I smiled. “Were you the one who took her to Nassau?”
“Smedley did. You met Smedley, right? I kind of arranged it, though.” The Maggot had the grace to give me an apologetic look. “Sorry, Nick. But, Jesus, when you telephoned and asked for my help? You were just offering us temptation, and I was always kind of bad at resisting temptation.”
“Screw you, mate,” I said, but without malice, for I liked the Maggot, and he had been clever, so very clever. Instead of flying Ellen direct from Straker’s Cay to Nassau he had taken her to Freeport and allowed her to complete as much of her planned itinerary as possible, thus making it seem even more plausible that she had been kidnapped. “But why couldn’t you have told me the truth?” I asked.
“Think about it, Nick. If you’d known this whole party was being laid on and paid for by the US government, would you have put your miserable hide on the line for us?”
“No,” I confessed wisely and truthfully.
“And you were just too good to overlook,” the Maggot said with an indecent relish. “A trained soldier, and the son of the great Sir Thomas Breakspear! Even the Brits can’t object to us rescuing Sir Tom’s dear son from the narcotraficantes .”
“But why did I have to do the killing?” I cut across his foolery with the bitter question.
He gave me a shrewd glance. “Because you were a marine, Nick.”
“Not in your Navy.”
He walked in silence for a few paces. “It’s a war against drugs, Nick, and we’re not going to win it unless we fight as cruelly and as pitilessly as the narcotraficantes . Not that we thought there’d be any killing here. Damn it, if the senator hadn’t thrown his radio at the bloody dog, no one would have got shot! It wasn’t meant to be like this.”

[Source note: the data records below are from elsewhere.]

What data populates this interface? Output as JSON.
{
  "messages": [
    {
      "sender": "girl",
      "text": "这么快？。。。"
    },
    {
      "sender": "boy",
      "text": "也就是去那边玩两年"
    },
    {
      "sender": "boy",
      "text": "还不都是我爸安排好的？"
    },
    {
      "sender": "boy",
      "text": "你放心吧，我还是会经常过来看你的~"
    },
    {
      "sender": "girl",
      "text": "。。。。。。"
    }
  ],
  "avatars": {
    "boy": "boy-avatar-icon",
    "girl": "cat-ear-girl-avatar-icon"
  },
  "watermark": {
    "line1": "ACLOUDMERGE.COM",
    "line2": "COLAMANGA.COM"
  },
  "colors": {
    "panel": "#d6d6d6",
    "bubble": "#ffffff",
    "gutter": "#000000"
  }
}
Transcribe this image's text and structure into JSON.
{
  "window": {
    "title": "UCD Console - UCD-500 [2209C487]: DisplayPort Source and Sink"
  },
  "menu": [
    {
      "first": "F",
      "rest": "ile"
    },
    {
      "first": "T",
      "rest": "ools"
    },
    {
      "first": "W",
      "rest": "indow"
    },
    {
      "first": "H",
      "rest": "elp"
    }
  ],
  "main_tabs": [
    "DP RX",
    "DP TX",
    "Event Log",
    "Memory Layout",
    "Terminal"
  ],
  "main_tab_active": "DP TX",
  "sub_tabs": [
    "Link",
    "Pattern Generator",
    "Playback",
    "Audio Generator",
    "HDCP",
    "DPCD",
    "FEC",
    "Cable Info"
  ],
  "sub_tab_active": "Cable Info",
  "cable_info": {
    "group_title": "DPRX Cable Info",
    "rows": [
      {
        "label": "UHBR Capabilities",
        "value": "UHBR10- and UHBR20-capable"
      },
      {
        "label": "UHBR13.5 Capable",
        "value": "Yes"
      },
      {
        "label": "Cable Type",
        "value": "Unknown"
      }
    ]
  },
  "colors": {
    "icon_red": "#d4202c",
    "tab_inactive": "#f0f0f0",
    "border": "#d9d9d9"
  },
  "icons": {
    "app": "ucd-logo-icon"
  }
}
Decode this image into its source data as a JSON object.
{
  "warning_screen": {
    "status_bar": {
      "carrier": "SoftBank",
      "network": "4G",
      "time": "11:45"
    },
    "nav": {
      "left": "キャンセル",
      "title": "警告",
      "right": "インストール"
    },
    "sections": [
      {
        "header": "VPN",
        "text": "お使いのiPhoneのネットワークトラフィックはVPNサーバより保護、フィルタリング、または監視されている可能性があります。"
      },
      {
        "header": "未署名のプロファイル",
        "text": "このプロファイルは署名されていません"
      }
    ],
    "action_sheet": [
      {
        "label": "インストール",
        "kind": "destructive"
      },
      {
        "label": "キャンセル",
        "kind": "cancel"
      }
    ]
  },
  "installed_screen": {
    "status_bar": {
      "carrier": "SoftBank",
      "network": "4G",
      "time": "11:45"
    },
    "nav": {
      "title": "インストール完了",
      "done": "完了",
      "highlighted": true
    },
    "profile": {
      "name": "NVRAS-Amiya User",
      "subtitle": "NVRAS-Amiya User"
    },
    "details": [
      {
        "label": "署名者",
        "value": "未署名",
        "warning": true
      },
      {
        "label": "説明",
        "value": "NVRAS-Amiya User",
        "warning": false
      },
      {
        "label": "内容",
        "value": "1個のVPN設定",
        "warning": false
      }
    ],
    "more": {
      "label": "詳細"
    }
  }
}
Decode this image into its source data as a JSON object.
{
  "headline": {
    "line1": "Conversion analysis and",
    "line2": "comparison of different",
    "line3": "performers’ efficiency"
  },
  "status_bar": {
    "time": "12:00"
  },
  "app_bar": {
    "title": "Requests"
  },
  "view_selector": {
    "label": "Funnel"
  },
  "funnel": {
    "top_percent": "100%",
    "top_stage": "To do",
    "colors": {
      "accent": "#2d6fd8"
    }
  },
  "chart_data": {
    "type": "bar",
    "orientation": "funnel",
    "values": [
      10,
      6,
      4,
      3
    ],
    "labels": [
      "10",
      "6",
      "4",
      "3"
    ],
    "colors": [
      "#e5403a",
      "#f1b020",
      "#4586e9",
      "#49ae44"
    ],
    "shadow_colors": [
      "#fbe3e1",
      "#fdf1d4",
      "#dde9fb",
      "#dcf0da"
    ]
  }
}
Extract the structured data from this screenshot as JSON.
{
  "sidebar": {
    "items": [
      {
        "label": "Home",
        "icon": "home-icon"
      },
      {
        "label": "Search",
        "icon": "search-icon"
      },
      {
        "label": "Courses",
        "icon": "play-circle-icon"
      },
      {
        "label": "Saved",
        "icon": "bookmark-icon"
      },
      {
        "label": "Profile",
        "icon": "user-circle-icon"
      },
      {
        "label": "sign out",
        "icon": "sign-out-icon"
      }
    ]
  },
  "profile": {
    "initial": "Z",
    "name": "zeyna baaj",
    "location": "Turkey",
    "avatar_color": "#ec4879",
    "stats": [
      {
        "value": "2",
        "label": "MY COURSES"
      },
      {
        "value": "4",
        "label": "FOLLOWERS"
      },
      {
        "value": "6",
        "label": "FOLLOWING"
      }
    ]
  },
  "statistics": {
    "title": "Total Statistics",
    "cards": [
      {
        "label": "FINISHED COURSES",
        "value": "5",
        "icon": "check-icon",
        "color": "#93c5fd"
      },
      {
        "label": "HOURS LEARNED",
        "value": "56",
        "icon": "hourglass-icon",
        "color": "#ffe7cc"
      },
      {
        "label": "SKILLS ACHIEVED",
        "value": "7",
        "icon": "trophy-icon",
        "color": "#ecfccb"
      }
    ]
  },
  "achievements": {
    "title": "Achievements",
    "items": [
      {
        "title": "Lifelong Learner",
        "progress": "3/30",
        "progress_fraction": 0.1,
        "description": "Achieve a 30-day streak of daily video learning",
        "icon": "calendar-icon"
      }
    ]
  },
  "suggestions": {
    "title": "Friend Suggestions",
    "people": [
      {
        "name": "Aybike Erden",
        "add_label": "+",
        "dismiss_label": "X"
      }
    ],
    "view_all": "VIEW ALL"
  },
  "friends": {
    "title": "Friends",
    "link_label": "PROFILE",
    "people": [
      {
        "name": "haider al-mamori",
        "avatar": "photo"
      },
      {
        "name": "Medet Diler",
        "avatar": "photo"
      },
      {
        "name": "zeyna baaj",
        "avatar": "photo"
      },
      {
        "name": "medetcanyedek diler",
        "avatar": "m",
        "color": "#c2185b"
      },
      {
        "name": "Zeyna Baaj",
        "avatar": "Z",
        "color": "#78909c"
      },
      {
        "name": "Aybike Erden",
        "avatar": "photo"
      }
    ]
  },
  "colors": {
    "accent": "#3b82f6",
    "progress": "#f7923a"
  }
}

“It never is,” I said, and I thought that Ellen was right, and that this whole damn crooked business should be brought into the open so that no one could make profits so huge that they were worth the fighting and the dying and the lying and the stealing and the misery.
“Anyway, it’s over now.” The Maggot was uncomfortable with my dismay and hurried the conversation on. “I guess we owe you a big thank you, Nick. Not, of course, that I speak for the US government, you understand. In fact, and you may quote me, the US government is just like any other government; a load of fat-assed faggot lawyers who only understand how to spend people’s taxes but who can’t even piss downwind unless their aides show them how to do it. So I would hate you to spread a rumour that I was in any way associated with those pin-headed dickbrains, and do I make myself plain?”
I smiled. “Yes, Maggot, you do. You don’t exist, am I right?”